До станции Минеральные-Воды, до исторических в литературном отношении пятиглавого Бештау и красавицы Машука, идут вольные, беспредельные, как море, степи. Быстро мчится по ровной плоскости поезд, в растворенные окна вагонов несется аромат бесчисленных, пестреющих на зеленом фоне, трав, цветов, и спокойной волной колеблется, уходя вдаль, поверхность густой пшеницы. Черноземная сила степи охватывает людей даже в вагонах, куда врывается такой густой, здоровый воздух, что живит усталых, анемичных людей, едущих на курорты, не говоря о тех, кто тут, бодрый я смелый, живет и производит такое хлебное богатство.

Действительно, на станциях загорелые, сухие лица местных степняков говорят за себя в смысле выносливости и силы.

Вольные степи, что вы перевидели, пережили!..

Неслись по-вашему ковылю дикие полчища татар, мелькали, как легкие тени, соседние горцы-черкесы, таились в широком раздолье беглые из России, пока, наконец, трудовая рука русского пахаря широкими лентами не перерезала вольных степей целыми тысячами десятин пшеницы, жита, ячменя. Качаются, шумят колосья, играя с ласковым ветром, золотясь на южном солнце и наливаясь на просторе крупным, сильным зерном разнородного хлеба и льна.

Да, степи северного Кавказа, еще не использованные, составляют житницу России и по своей силе и производительности вполне могут спорить с кубанскими, тоже богатейшими степями.

За Минеральными-Водами, станция Незлобная была целью моего путешествия по железной дороге. Там меня ждали и встретили.

Было поздно; решено было переночевать на постоялом дворе, где имелись приличные, чистые комнаты, содержимые сектантом. Вечер, впрочем, не пропал даром. Я не думал, что мне так скоро придется познакомиться с хлебным богатством ставропольской губернии.

На небольшой станции Незлобная мы увидели целые горы прошлогоднего, не вывезенного еще зерна.

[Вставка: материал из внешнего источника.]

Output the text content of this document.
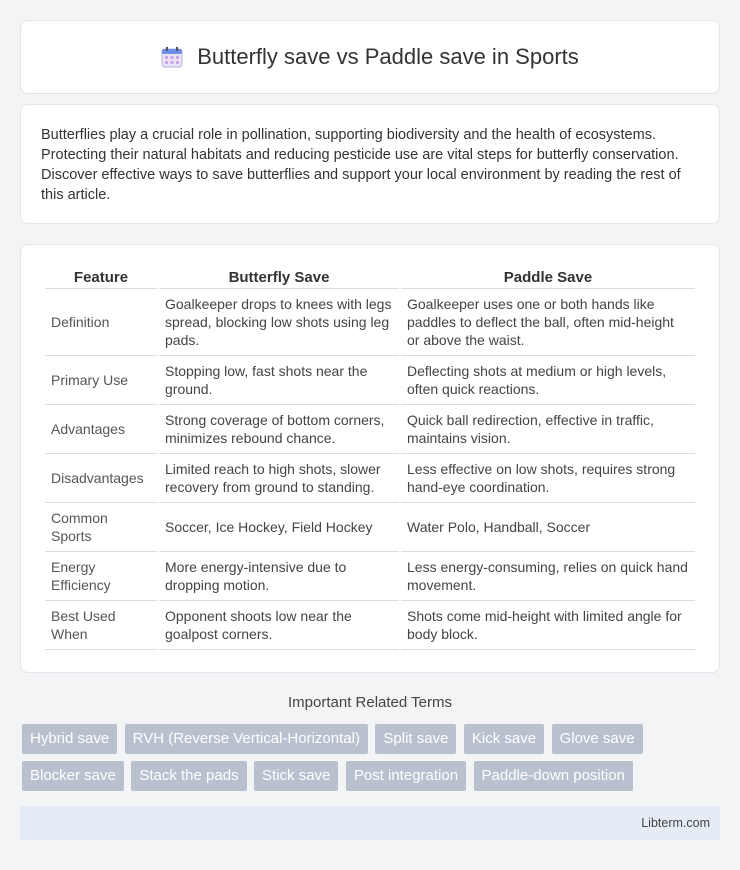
Butterfly save vs Paddle save in Sports

Butterflies play a crucial role in pollination, supporting biodiversity and the health of ecosystems. Protecting their natural habitats and reducing pesticide use are vital steps for butterfly conservation. Discover effective ways to save butterflies and support your local environment by reading the rest of this article.

Feature	Butterfly Save	Paddle Save
Definition	Goalkeeper drops to knees with legs spread, blocking low shots using leg pads.	Goalkeeper uses one or both hands like paddles to deflect the ball, often mid-height or above the waist.
Primary Use	Stopping low, fast shots near the ground.	Deflecting shots at medium or high levels, often quick reactions.
Advantages	Strong coverage of bottom corners, minimizes rebound chance.	Quick ball redirection, effective in traffic, maintains vision.
Disadvantages	Limited reach to high shots, slower recovery from ground to standing.	Less effective on low shots, requires strong hand-eye coordination.
Common Sports	Soccer, Ice Hockey, Field Hockey	Water Polo, Handball, Soccer
Energy Efficiency	More energy-intensive due to dropping motion.	Less energy-consuming, relies on quick hand movement.
Best Used When	Opponent shoots low near the goalpost corners.	Shots come mid-height with limited angle for body block.
Important Related Terms
Hybrid save RVH (Reverse Vertical-Horizontal) Split save Kick save Glove save Blocker save Stack the pads Stick save Post integration Paddle-down position
Libterm.com
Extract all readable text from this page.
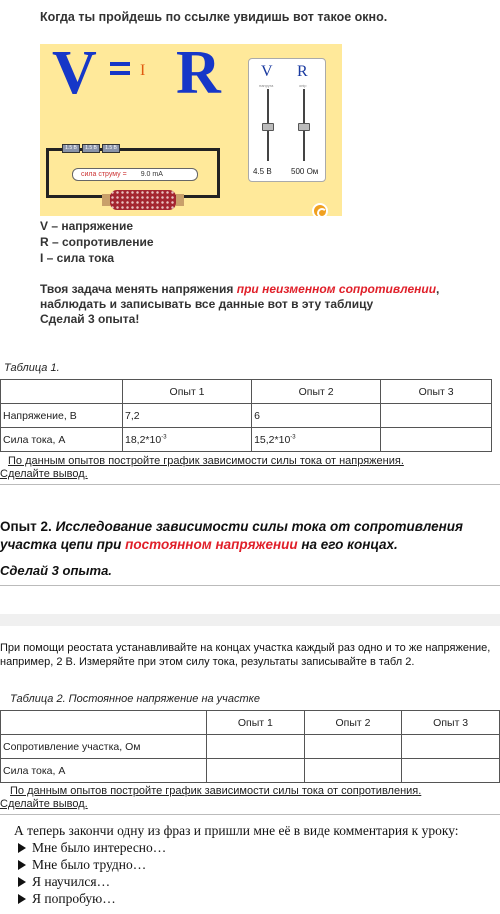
Когда ты пройдешь по ссылке увидишь вот такое окно.
V	I R	V R
напруга	опір
4.5 В 500 Ом
1.5 В	1.5 В	1.5 В
сила струму = 9.0 mA
V – напряжение
R – сопротивление
I – сила тока
Твоя задача менять напряжения при неизменном сопротивлении, наблюдать и записывать все данные вот в эту таблицу
Сделай 3 опыта!
Таблица 1.
	Опыт 1	Опыт 2	Опыт 3
Напряжение, В	7,2	6	
Сила тока, А	$18,2*10^{-3}$	$15,2*10^{-3}$	
По данным опытов постройте график зависимости силы тока от напряжения.
Сделайте вывод.
Опыт 2. Исследование зависимости силы тока от сопротивления участка цепи при постоянном напряжении на его концах.
Сделай 3 опыта.
При помощи реостата устанавливайте на концах участка каждый раз одно и то же напряжение, например, 2 В. Измеряйте при этом силу тока, результаты записывайте в табл 2.
Таблица 2. Постоянное напряжение на участке
	Опыт 1	Опыт 2	Опыт 3
Сопротивление участка, Ом			
Сила тока, А			
По данным опытов постройте график зависимости силы тока от сопротивления.
Сделайте вывод.
А теперь закончи одну из фраз и пришли мне её в виде комментария к уроку:
Мне было интересно…
Мне было трудно…
Я научился…
Я попробую…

Боже!.. сколько хлеба! Хотя бы раз, одним глазом, взглянуть на такое богатство нашему центральной полосы земледельцу. Я насчитал пять сараев по 200 сажен длины и сажен 20 ширины, сплошь заваленных мешками с зерном; кроме этих сараев, идут бараки с зерном, мукой и шерстью. К баракам во время дождей подступает вода, не говоря о том, что хлеб мокнет от дождей, ибо многие мешки ничем не прикрыты.

Вот по истине богатство, грандиозное и обыкновенное, о сохранении которого не особенно заботятся. – Сколько тут пудов?

– Миллионы, – отвечали мне. И везут, еще везут, а складывать негде!

– Что же не отправляют? Ведь часть хлеба несомненно сгниет?

– Вагонов нет. Не знаем, что будут делать, когда новое зерно двинется, – отвечали мне.

А мы говорим о бедности России, о неурожаях, когда ставропольские и кубанские степи могут прокормить чуть не всю Россию, да еще с остатком!..

Когда подавали лошадей, я бросил взгляд на маленькую станцию Незлобную. Хлебных сараев не было видно, они прятались в низине (не правда ли умно?), а вокруг станции – множество всевозможного ранга построек, среди которых немалое число трактиров и других веселых заведений.